Improve your STRENGTH & BALANCE, improve your life
Balance: the ability to maintain the body's position over its base of support within stability limits, both statically and dynamically.
Every 19 minutes in the U.S., an older adult dies from a fall, according to statistics from the U.S. Centers for Disease Control and Prevention (CDC). Every 11 seconds, meanwhile, a senior receives emergency room treatment due to a fall. All in all, a full third of Americans aged 65 and older fall every year. Given these numbers, it's hardly a surprise that falls are the leading cause of both fatal and non-fatal injuries among seniors. However, one strategy can be particularly effective in preventing seniors from becoming statistics, balance training.
There are numerous underlying and contributing causes for fall events. Falls are a complex and multifaceted clinical problem with multiple predisposing factors. Extensive clinical research has identified risk factors and evaluated preventive interventions. Poor balance is one of the major risk factors for falls in the elderly.
We bring our evidenced-based balance program to your Community Living Center. This structured program is delivered once a week in in the community dwelling to older adults to decrease fall risk, improve safe mobility, and improve ability to safely accomplish daily functional tasks. All can participate, regardless of walking ability, medical condition, mobility or fitness level.
The best thing about these and other balance exercises? They can be done in nearly any environment at any time. While some seniors may need extra help balancing, a sturdy chair or wall to hold onto will do. With practice many seniors will progress to being able to modify these balance exercises in order to perform them with no hands or even with their eyes closed.

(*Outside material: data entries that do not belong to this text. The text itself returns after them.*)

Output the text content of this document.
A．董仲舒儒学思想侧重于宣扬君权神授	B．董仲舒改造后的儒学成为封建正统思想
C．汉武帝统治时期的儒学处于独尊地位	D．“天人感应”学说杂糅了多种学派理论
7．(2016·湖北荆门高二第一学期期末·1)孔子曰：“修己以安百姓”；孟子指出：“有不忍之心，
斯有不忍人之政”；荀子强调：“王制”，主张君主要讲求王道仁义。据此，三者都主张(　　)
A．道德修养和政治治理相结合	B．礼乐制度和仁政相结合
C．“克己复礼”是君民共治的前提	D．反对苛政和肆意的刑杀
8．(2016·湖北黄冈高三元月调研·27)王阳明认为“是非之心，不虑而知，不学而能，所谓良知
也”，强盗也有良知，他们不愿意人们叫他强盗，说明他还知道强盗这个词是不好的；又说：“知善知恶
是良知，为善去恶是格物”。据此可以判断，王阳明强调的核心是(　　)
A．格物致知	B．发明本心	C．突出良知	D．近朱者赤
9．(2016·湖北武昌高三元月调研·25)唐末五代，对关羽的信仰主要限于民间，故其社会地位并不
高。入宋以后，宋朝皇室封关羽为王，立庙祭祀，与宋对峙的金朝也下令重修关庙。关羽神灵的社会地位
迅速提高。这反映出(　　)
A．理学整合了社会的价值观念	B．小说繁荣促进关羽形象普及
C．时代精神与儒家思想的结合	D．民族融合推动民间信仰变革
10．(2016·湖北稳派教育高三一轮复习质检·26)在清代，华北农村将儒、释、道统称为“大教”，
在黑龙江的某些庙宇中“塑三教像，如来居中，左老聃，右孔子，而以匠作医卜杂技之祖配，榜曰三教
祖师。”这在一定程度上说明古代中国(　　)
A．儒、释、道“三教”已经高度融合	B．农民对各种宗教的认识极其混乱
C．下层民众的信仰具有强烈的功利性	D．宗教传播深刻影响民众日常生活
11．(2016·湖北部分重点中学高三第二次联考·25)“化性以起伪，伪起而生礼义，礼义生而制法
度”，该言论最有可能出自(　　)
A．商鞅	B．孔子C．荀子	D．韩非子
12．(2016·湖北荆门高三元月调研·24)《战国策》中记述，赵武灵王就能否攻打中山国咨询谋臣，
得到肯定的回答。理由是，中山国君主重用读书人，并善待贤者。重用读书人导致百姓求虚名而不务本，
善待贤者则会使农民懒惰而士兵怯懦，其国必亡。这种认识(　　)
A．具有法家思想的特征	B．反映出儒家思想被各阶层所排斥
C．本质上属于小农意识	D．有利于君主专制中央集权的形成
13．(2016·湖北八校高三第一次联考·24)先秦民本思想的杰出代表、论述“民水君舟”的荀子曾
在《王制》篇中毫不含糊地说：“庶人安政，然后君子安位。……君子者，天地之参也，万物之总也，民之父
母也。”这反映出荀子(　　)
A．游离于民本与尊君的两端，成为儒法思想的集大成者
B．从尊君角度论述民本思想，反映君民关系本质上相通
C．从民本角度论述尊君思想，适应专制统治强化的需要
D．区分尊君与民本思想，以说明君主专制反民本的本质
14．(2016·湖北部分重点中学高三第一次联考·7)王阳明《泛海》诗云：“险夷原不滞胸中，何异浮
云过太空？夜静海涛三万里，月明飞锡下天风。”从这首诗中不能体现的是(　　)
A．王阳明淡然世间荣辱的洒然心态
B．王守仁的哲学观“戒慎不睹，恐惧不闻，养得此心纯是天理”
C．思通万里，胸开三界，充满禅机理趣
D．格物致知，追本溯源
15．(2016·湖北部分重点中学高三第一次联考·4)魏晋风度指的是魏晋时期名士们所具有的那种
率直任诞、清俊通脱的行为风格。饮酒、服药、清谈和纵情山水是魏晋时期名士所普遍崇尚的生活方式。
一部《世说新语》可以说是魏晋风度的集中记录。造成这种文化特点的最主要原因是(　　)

The class participation is fun and done in a group setting. The program has been shown to increase older adults’ functional fitness, health knowledge, and social engagement in a variety of settings. The overall goals of the program are to help older adults improve and/or maintain mobility and independence, learn and use health information focused on falls reduction and other health-related behaviors, and exercise to increase strength and balance.
Falls are the most common cause of fatal and nonfatal accidental injury for adults aged 65 years or older.
Within the population of community-dwelling older adults, between 30% and 40% fall at least once per year. It is estimated that falls resulting in a hip fracture cause a 20% to 30% mortality rate within 1 year. Among community-dwelling older adults whose falls have resulted in a hip fracture, between 25% and 75% never recover their prefracture level of function.